Draco held his hand up to the marked flesh, clenching his jaw as he looked down at me. I furrowed my brows in irritation when I realized that he was still smirking.

"Don't think for a second that I did not notice the way he looked at you, Potter, let alone the way you were the one to kiss him back too." He also inched closer and closer, he kept walking and I kept stepping backwards until my back connected with the wall behind me.

"There's a fucking difference, Malfoy." I seethed through gritted teeth. His eyes were burning on mine, but my gaze was not tied onto his. I couldn't even look at him. "You're acting like I purposely kissed him. It was a bloody game. Get over it instead of doing something twice as bad."

And there I thought I couldn't possibly get even more outraged. A deep chuckle escaped his mouth, as if he was mocking me.

"Why?" I whispered. "After everything, you go ahead and do something like this?" My voice broke at the end, but it was clear enough for him to hear since his facial expression changed.
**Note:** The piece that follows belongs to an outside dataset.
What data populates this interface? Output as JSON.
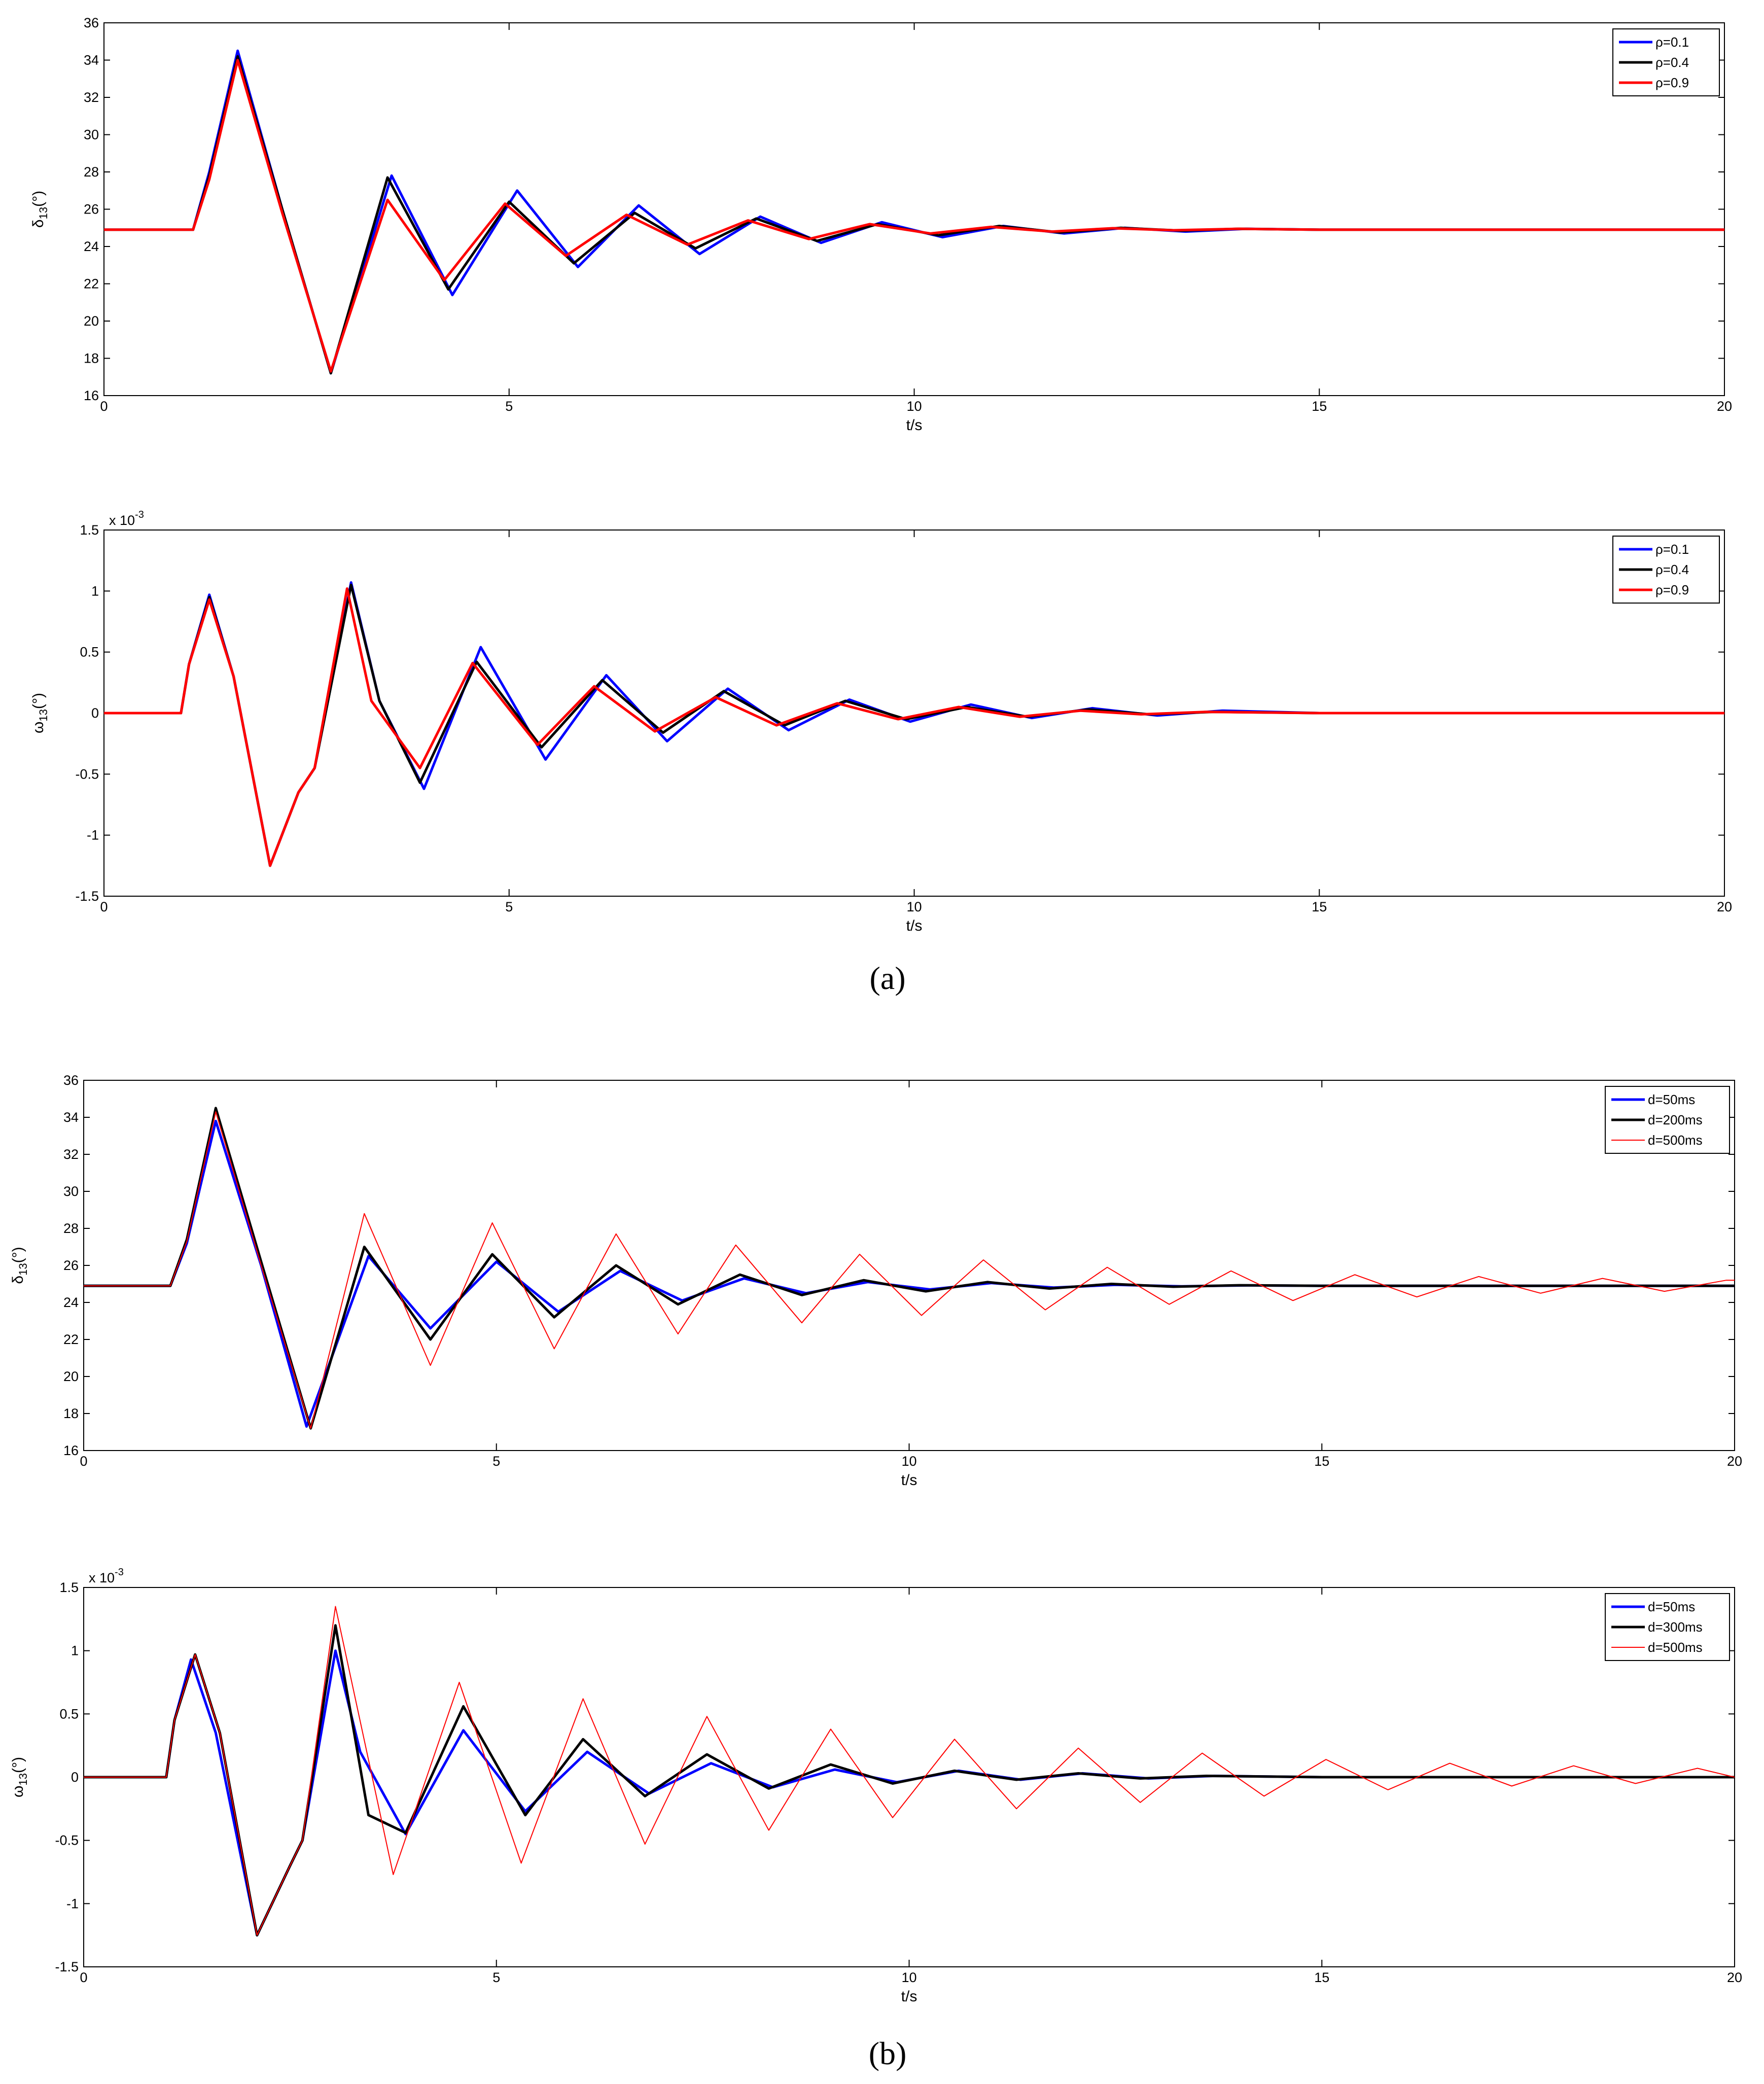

Even though I was trying to look in every direction other than him, I could still see from the corner of my eye that he had wiped off that smirk on his lips meanwhile his eyes held a firm look.
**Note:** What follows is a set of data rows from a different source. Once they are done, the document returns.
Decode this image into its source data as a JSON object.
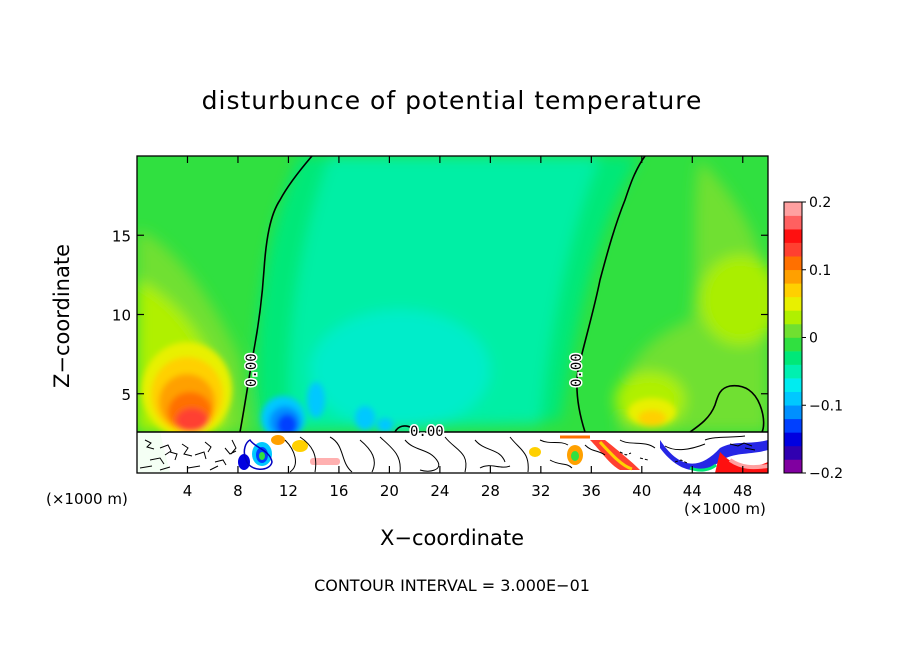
{
  "chart_data": {
    "type": "contour",
    "title": "disturbunce of potential temperature",
    "xlabel": "X−coordinate",
    "ylabel": "Z−coordinate",
    "x_unit": "(×1000 m)",
    "x_unit_right": "(×1000 m)",
    "xlim": [
      0,
      50
    ],
    "ylim": [
      0,
      20
    ],
    "x_ticks": [
      4,
      8,
      12,
      16,
      20,
      24,
      28,
      32,
      36,
      40,
      44,
      48
    ],
    "y_ticks": [
      5,
      10,
      15
    ],
    "contour_interval_text": "CONTOUR INTERVAL = 3.000E−01",
    "contour_labels": [
      "0.00",
      "0.00",
      "0.00"
    ],
    "colorbar": {
      "min": -0.2,
      "max": 0.2,
      "tick_values": [
        0.2,
        0.1,
        0,
        -0.1,
        -0.2
      ],
      "tick_labels": [
        "0.2",
        "0.1",
        "0",
        "−0.1",
        "−0.2"
      ],
      "colors": [
        "#8000a0",
        "#3000b0",
        "#0000e0",
        "#0040ff",
        "#0090ff",
        "#00c8ff",
        "#00ecf0",
        "#00f0b0",
        "#00e878",
        "#30e040",
        "#70e030",
        "#b0f000",
        "#e8f000",
        "#ffd000",
        "#ffa000",
        "#ff7000",
        "#ff4030",
        "#ff1010",
        "#ff6060",
        "#ffa0a0"
      ]
    },
    "features": {
      "warm_anomaly_peak": {
        "x": 5,
        "z": 3.5,
        "value": 0.15
      },
      "cold_anomaly_peak": {
        "x": 11,
        "z": 3,
        "value": -0.12
      },
      "warm_anomaly_right": {
        "x": 40,
        "z": 4,
        "value": 0.08
      },
      "surface_layer_top_z": 2.7
    }
  }
}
I flinched once I felt his hand harshly grab my chin, forcing my eyes to meet with his. I could sense his breath on my lips since he was incredibly close to me. "Because I fucking can." He paused, permitting his orbs to examine my bewildered expression and furrowed brows. "You see, Potter," He then proceeded to re-form his snarky look and plaster a smirk on his lips once again. "I never said anything about being yours, but you," He paused for a moment, placing his index fingers upon my jaw, slowly caressing it. "You're mine, meaning that you cannot question my actions, however I, on the other hand, I'm in possession of you."

And with that, he let go and turned his heels, heading back to god knows where, leaving me standing there like every other time.

A/N: Yes, I know, Draco is extremely toxic, but trust the process. There's going to be at least twenty more chapters for this story to end so of course he's going to get his redemption arc.